Jelas-jelaslah bahwa Penyidik tidak menggunakan scientific metodh of investigation dalam membuat terang kasus ini, tetapi mengejar pengakuan. Hal ini sudah terbukti dengan keterangan saksi-saksi yang telah dihadirkan oleh Penasihat Hukum. Tindakan penyidik ini terkesan mendapat dukungan dari Jaksa Penuntut Umum pada Kejaksaan Negeri Bekasi dengan terus melanjutnya kasus ini ke meja hijau. Selain itu sejak awal Majalis Hakim memberikan kesan tidak netral selama menyidangkan perkara ini. Salah satu contohnya adalah Hakim awalnya tidak mengijinkan kuasa hukum untuk bertanya kepada saksi secara langsung, kemudian hakim juga menyumpah mereka yang bukan berkualifikasi sebagai saksi ataupun ahli. Kami mengkhawatirkan Putusan Majelis Hakim nantinya tidak berlandaskan keadilan berdasarkan fakta – fakta persidangan yang terungkap.

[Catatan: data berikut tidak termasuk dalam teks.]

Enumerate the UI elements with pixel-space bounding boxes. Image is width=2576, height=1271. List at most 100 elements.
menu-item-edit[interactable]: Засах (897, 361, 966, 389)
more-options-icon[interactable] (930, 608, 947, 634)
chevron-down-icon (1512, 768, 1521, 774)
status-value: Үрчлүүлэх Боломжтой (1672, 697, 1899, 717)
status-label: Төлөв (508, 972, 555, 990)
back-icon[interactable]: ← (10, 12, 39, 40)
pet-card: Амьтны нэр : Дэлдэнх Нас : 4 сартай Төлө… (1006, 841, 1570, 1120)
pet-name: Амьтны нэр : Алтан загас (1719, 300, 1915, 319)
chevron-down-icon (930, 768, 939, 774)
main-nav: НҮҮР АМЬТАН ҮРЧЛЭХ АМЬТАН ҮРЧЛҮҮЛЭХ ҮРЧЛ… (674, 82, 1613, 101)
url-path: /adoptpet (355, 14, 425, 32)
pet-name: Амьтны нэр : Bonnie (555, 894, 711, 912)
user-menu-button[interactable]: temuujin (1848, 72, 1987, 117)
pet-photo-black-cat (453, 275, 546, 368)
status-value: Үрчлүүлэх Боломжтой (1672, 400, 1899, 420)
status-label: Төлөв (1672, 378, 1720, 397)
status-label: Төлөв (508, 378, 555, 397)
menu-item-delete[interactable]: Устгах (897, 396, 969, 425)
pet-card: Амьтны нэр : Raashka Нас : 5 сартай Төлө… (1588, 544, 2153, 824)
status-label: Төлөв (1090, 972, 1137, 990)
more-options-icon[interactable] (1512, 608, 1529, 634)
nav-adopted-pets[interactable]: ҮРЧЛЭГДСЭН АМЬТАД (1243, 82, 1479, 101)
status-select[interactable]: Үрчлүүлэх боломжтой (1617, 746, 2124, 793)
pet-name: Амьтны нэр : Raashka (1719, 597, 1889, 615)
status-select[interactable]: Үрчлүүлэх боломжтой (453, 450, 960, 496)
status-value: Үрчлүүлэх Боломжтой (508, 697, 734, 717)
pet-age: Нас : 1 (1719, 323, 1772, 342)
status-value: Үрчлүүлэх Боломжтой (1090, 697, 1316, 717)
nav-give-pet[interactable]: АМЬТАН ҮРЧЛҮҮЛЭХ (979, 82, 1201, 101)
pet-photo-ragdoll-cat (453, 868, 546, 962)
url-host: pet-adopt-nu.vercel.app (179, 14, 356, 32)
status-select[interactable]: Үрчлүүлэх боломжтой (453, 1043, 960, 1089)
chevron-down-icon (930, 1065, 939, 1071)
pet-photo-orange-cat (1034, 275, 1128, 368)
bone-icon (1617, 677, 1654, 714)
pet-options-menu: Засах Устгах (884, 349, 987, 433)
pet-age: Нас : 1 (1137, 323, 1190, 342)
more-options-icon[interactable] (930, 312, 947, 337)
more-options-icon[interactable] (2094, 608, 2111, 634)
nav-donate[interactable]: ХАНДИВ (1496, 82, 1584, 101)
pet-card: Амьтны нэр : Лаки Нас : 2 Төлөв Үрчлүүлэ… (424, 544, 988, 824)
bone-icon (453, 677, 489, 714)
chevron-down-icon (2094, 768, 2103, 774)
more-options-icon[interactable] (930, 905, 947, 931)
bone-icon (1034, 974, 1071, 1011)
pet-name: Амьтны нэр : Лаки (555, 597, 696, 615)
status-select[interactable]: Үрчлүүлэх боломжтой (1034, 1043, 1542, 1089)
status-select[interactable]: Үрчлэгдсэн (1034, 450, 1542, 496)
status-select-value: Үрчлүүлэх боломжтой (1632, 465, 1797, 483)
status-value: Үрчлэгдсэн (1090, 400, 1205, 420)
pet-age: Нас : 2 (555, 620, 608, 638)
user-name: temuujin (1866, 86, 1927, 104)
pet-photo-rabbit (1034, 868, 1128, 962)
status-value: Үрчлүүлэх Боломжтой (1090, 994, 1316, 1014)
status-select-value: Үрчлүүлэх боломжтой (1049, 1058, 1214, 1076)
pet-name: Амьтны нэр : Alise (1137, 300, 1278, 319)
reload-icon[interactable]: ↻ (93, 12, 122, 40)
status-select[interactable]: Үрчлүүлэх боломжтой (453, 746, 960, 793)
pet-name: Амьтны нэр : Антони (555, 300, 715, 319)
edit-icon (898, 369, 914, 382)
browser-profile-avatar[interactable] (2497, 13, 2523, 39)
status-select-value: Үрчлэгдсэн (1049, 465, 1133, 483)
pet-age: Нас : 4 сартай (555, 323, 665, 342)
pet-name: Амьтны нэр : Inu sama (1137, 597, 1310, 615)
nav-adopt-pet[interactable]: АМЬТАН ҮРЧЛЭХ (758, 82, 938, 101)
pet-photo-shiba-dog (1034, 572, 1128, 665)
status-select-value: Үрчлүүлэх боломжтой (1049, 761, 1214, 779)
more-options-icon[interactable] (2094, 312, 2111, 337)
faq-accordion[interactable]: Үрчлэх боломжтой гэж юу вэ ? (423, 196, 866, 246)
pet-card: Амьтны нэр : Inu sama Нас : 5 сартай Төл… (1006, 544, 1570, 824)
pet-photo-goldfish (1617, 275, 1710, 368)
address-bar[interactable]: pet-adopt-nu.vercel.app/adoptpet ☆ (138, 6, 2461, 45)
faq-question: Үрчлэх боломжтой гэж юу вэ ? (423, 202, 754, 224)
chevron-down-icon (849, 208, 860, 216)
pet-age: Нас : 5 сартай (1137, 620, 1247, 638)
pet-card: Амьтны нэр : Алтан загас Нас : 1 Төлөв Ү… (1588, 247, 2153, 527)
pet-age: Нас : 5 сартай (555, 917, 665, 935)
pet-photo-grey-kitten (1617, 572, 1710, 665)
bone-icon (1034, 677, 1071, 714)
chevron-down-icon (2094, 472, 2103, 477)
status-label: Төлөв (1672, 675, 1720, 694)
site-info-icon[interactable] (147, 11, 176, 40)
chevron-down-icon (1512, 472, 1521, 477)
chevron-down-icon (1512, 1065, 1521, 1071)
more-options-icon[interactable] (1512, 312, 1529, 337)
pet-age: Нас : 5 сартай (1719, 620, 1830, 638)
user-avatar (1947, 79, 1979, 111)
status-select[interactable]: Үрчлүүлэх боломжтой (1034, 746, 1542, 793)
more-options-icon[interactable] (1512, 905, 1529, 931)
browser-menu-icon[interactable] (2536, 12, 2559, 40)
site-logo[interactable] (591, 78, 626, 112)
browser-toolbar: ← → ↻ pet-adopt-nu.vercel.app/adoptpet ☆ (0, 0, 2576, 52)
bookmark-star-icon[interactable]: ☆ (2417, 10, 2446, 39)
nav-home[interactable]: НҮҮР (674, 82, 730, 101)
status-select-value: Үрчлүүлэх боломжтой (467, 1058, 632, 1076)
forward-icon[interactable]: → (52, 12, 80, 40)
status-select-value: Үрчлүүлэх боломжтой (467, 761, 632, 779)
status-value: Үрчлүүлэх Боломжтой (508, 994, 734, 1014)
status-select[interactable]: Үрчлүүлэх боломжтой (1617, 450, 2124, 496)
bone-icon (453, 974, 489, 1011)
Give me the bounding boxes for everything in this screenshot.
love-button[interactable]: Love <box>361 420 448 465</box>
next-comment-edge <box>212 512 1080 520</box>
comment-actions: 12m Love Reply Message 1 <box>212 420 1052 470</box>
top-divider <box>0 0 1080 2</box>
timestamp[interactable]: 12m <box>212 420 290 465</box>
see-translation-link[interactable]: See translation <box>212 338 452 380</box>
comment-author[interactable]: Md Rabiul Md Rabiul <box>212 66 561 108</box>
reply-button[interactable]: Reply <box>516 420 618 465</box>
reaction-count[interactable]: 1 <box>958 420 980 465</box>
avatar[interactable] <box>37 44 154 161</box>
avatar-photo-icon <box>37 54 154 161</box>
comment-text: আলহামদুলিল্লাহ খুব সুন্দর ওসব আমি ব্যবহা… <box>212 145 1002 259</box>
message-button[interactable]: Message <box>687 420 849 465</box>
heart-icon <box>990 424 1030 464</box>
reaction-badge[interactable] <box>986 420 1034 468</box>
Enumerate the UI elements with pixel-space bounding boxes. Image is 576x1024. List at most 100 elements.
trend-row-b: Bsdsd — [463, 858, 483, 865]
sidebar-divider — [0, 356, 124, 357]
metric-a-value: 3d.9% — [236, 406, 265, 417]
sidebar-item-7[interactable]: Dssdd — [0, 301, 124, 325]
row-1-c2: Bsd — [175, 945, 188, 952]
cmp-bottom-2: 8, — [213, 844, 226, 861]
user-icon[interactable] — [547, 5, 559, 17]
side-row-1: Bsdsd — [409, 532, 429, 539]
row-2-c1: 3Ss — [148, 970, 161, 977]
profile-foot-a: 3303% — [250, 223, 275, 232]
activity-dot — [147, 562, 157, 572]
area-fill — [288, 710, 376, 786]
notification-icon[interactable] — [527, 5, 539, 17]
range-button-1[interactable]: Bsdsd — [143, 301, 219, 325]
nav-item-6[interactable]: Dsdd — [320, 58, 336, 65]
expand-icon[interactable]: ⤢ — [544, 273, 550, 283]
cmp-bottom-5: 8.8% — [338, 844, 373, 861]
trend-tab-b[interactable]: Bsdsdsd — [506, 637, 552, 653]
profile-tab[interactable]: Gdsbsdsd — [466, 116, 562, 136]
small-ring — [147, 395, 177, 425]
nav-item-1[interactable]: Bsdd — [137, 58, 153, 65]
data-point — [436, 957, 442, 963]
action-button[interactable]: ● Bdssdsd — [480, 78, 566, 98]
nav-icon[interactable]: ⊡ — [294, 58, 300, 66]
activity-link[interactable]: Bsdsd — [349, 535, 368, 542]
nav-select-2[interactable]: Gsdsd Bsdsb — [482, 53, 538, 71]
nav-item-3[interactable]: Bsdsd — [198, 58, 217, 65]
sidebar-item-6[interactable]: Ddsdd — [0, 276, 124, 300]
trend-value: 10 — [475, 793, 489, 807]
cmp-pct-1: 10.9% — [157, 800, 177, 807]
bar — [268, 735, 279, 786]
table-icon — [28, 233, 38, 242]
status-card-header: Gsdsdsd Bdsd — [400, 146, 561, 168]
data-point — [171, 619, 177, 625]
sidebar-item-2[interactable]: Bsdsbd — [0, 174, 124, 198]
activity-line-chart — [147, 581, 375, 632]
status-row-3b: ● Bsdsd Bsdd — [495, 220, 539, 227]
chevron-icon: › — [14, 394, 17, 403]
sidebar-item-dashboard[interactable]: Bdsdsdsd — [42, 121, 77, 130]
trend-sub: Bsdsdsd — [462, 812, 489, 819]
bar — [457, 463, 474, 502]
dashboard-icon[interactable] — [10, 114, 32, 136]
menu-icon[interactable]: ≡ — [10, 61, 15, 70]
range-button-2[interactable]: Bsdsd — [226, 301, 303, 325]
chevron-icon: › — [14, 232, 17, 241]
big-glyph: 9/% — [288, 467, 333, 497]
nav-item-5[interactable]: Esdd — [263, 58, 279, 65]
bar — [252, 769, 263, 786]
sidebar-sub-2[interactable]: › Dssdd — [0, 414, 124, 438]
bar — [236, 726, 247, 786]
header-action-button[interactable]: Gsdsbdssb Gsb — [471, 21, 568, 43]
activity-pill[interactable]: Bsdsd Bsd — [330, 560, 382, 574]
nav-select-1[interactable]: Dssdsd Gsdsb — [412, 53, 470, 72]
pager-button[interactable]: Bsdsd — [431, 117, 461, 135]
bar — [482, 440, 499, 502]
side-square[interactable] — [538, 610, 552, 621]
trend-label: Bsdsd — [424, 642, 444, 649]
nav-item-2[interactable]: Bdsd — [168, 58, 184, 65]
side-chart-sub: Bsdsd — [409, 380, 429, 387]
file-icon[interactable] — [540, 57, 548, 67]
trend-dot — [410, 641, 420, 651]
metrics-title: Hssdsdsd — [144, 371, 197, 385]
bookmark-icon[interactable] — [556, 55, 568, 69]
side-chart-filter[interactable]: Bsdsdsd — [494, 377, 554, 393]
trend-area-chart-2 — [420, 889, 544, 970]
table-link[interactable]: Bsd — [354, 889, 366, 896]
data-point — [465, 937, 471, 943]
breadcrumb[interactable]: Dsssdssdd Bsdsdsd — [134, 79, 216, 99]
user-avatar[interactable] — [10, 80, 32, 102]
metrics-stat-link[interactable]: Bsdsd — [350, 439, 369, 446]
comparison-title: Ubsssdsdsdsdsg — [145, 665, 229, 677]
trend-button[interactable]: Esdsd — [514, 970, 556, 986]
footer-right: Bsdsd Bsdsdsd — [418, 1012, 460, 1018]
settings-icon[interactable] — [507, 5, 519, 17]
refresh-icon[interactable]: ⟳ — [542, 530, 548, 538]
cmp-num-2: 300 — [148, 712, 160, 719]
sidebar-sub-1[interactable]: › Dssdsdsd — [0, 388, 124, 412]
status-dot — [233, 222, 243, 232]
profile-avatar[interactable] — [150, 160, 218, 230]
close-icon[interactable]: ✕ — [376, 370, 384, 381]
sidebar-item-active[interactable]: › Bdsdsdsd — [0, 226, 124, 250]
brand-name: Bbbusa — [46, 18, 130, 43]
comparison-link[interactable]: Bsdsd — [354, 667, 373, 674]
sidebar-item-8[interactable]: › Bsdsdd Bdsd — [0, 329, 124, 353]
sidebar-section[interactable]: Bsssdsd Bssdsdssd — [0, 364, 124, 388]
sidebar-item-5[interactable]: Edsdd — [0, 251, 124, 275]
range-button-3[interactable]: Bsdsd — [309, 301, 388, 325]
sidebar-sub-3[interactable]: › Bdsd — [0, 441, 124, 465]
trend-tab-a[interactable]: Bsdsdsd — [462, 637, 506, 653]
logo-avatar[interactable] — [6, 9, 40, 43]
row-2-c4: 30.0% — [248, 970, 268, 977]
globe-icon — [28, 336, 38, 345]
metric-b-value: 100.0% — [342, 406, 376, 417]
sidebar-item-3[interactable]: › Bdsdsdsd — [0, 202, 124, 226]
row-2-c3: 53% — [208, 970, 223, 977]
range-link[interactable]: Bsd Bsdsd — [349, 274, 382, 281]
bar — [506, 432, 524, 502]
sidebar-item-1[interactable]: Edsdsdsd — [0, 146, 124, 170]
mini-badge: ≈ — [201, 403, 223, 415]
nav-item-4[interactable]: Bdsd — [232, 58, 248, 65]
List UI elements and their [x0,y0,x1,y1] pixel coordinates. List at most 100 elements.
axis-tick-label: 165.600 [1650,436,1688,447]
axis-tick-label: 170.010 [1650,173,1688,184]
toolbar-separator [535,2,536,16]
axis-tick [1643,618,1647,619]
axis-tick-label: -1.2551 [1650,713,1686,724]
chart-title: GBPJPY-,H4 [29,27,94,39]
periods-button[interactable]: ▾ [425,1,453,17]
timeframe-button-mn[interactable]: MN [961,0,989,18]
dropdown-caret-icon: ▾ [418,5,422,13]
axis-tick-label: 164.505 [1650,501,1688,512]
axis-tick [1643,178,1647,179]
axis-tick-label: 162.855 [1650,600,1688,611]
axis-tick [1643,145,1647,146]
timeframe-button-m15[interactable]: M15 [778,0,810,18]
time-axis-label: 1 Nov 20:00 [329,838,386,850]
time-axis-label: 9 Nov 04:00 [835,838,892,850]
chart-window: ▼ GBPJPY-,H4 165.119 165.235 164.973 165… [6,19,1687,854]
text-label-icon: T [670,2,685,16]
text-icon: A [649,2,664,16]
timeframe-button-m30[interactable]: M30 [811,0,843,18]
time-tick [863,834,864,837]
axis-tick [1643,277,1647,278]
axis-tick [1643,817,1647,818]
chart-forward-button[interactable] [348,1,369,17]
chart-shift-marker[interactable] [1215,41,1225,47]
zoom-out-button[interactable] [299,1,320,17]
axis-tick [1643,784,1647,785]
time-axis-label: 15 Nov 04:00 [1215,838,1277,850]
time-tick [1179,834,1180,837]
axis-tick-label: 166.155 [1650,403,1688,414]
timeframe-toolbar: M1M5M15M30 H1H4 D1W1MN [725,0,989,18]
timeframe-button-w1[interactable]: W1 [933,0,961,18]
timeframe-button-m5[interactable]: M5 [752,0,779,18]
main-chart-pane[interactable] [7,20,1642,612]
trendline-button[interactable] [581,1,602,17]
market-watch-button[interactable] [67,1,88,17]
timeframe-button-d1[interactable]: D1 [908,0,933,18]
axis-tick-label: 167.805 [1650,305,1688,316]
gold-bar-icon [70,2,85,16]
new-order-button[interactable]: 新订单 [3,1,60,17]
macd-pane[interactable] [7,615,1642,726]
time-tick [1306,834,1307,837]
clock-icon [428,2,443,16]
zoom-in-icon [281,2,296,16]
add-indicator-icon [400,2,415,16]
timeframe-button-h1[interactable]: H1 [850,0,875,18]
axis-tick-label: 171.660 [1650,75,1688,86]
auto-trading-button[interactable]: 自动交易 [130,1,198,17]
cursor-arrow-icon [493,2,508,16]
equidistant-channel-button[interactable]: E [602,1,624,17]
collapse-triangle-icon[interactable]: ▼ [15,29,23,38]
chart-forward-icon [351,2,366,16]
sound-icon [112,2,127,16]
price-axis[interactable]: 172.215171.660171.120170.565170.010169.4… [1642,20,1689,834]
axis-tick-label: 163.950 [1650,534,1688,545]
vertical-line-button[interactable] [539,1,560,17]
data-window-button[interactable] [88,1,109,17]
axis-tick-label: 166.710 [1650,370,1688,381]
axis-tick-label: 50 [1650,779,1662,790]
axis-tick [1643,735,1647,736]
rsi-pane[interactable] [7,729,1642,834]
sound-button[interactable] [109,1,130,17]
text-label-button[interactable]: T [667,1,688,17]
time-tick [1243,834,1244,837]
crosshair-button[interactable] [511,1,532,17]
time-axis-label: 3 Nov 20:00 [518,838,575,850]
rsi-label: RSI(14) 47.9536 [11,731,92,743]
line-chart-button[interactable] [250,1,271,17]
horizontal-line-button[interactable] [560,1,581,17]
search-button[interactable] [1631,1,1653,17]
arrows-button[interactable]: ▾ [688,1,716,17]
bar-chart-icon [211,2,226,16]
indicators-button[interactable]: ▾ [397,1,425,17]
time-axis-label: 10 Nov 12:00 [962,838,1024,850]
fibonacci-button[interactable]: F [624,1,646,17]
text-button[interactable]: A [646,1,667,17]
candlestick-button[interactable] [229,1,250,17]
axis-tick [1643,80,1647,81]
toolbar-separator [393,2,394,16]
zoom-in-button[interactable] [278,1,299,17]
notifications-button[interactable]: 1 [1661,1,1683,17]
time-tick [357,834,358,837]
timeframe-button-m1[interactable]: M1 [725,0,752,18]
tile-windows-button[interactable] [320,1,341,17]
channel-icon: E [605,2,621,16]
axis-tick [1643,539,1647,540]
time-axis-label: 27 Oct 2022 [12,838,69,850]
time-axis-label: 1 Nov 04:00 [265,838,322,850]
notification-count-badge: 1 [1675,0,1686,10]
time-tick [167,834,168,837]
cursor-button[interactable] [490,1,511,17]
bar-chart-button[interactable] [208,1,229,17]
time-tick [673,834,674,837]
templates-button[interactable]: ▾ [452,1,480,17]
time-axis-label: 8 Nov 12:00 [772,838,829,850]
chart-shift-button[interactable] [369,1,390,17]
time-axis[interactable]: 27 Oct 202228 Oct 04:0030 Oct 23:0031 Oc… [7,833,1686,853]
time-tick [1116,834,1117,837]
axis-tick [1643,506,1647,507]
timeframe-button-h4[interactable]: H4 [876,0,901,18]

Demikianlah pernyataan pers ini kami sampaikan dengan harapan agar kiranya Majelis Hakim dapat memeriksa dan mengadili secara adil, penuh dengan hati nurani, netral dan imparsial, sehingga yang terbukti tidak bersalah tidaklah dihukum. Adapun saaat ini persidangan sudah tahap pengajuan saksi-saksi dari Penasihat Hukum, Rabu 25 November 2015 sekitar Pukul 13.00 WIB akan dilanjutkan dengan agenda sidang pemeriksaan ahli dokter forensik dan beberapa saksi fakta. Besar harapan kami rekan-rekan wartawan dapat mengawal kasus ini, agar keadilan sejati yang dicita-citakan tercapai.